Tuesday, February 8, 2011

Fish Oil Change Hair Texture

Why genre?

One could but think, isolates, clichés, etc.
feeding them at all the free development of scenic opportunities on stage? In fact Genre
means that we submit ourselves to one style, so sit down borders. If we try, then, a piece of the Shakespeare-style empathize, can quite mystical creatures - fairies, spirits of the dead, Gnome, etc. - show up. But not Martians. One may see it as restriction of freedom. But exactly the limitation of resources allows us only to find a form. It's almost banal: without limit any form. For us it thoroughly declined to say if we are approaching a theatrical or cinematic genre, we can attempt to encircle it:
- Are certain topics treated preferably?
- Diving certain figures again and again?
- Which scenic resources are used?
- what language the characters use?
If the first images that come to one in the head, or really more clichés typical of the genre? An example: In almost any Western improv I've ever seen on stage, missing a duel or a scene in the saloon, where one expresses, Joe was back in town. Now duels, saloon scenes and the residents are not atypical, but on the other hand, not shaped. On the other hand, there are (apart from a few miniatures) no Western without horses. But remember improv players almost always in the Western riding.
is Basically about capturing the poetry of the genre. As the genre creates a fascinating form?
From a purely technical perspective, the story-genre has also another function: the story for the audience to make it manageable. What is it about? If we just go play on it without any sense of form, the scenes just lose their context and meaning. Take a murder. In a Sherlock Holmes mystery the murder has a different meaning than in a Shakespearean tragedy. In a western like "Once Upon a Time in the West," in which there is at the end of more than thirty deaths, the murders play a different role than in "The Godfather".
If we go into a genre, we initially narrow our scope, as we impose on us through the form of limits. On the other hand, we deepen our skills - whether it be narrative, dramatic, poetic or structural.
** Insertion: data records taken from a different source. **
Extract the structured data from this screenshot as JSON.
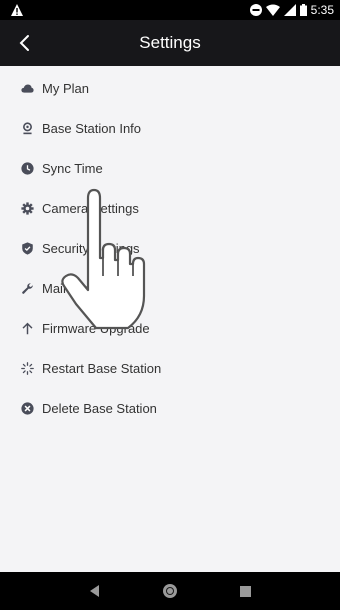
{
  "status_bar": {
    "time": "5:35"
  },
  "header": {
    "title": "Settings"
  },
  "menu": {
    "items": [
      {
        "label": "My Plan",
        "icon": "cloud-icon"
      },
      {
        "label": "Base Station Info",
        "icon": "base-station-icon"
      },
      {
        "label": "Sync Time",
        "icon": "clock-icon"
      },
      {
        "label": "Camera Settings",
        "icon": "gear-icon"
      },
      {
        "label": "Security Settings",
        "icon": "shield-icon"
      },
      {
        "label": "Maintenance",
        "icon": "wrench-icon"
      },
      {
        "label": "Firmware Upgrade",
        "icon": "arrow-up-icon"
      },
      {
        "label": "Restart Base Station",
        "icon": "spinner-icon"
      },
      {
        "label": "Delete Base Station",
        "icon": "delete-circle-icon"
      }
    ]
  },
  "colors": {
    "header_bg": "#17171a",
    "icon": "#4a4d5a",
    "text": "#333333",
    "background": "#f4f4f6"
  }
}
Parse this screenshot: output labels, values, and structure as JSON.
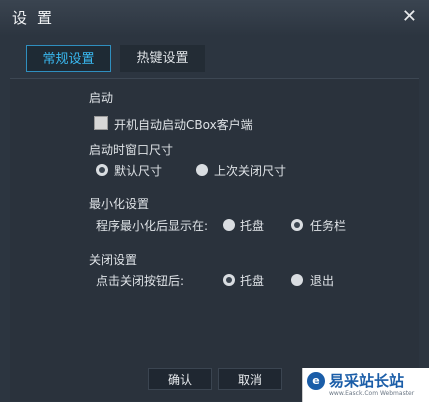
{
  "window": {
    "title": "设置",
    "close_glyph": "✕"
  },
  "tabs": [
    {
      "label": "常规设置",
      "active": true
    },
    {
      "label": "热键设置",
      "active": false
    }
  ],
  "startup": {
    "heading": "启动",
    "autostart_label": "开机自动启动CBox客户端",
    "autostart_checked": false
  },
  "window_size": {
    "heading": "启动时窗口尺寸",
    "options": [
      {
        "label": "默认尺寸",
        "selected": true
      },
      {
        "label": "上次关闭尺寸",
        "selected": false
      }
    ]
  },
  "minimize": {
    "heading": "最小化设置",
    "prompt": "程序最小化后显示在:",
    "options": [
      {
        "label": "托盘",
        "selected": false
      },
      {
        "label": "任务栏",
        "selected": true
      }
    ]
  },
  "close_settings": {
    "heading": "关闭设置",
    "prompt": "点击关闭按钮后:",
    "options": [
      {
        "label": "托盘",
        "selected": true
      },
      {
        "label": "退出",
        "selected": false
      }
    ]
  },
  "footer": {
    "confirm": "确认",
    "cancel": "取消"
  },
  "watermark": {
    "logo": "e",
    "name": "易采站长站",
    "sub": "www.Easck.Com Webmaster"
  }
}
And so we extend our improvisational skills by putting them narrow down first.
In improv theater, we must ask ourselves, of course, how can we with our often very limited resources at all the Genre meet? In order to emulate the example above, we finally have no horses on stage. We are spontaneously only in a few moments on the linguistic power of Shakespeare even come close only. How should we implement landscape shots, camera movements, and similar means of the film? How do we deal with the problem of Who dunnit order, if the actors themselves do not know who the Möder? How we run a piece in which we actually need twelve very, but only three actors have available?
We have to make the genre to handle. Some one should have to spend a certain amount of trouble. In a Shakespeare play are fünfhebige iambics no rhyming doggerel (With a little practice and feeling for language is one of the very fast near). Sometimes structural imagination is needed. I am thinking of the Bochum Hott Lotte that are their crime form designed so that only one of four actors knew he was the murderer, and both audience and players on puzzles.
Another way is the four-piece Texan group Parallelogramophonograph . You place great emphasis on costumes and archetypes to be fixed in advance and already use as a framework.
Immerse yourself into the genre, and come out richer.



(The above thoughts are less significant for the Quick Shot Games á la genre Replay, where it's just about to say something quickly.)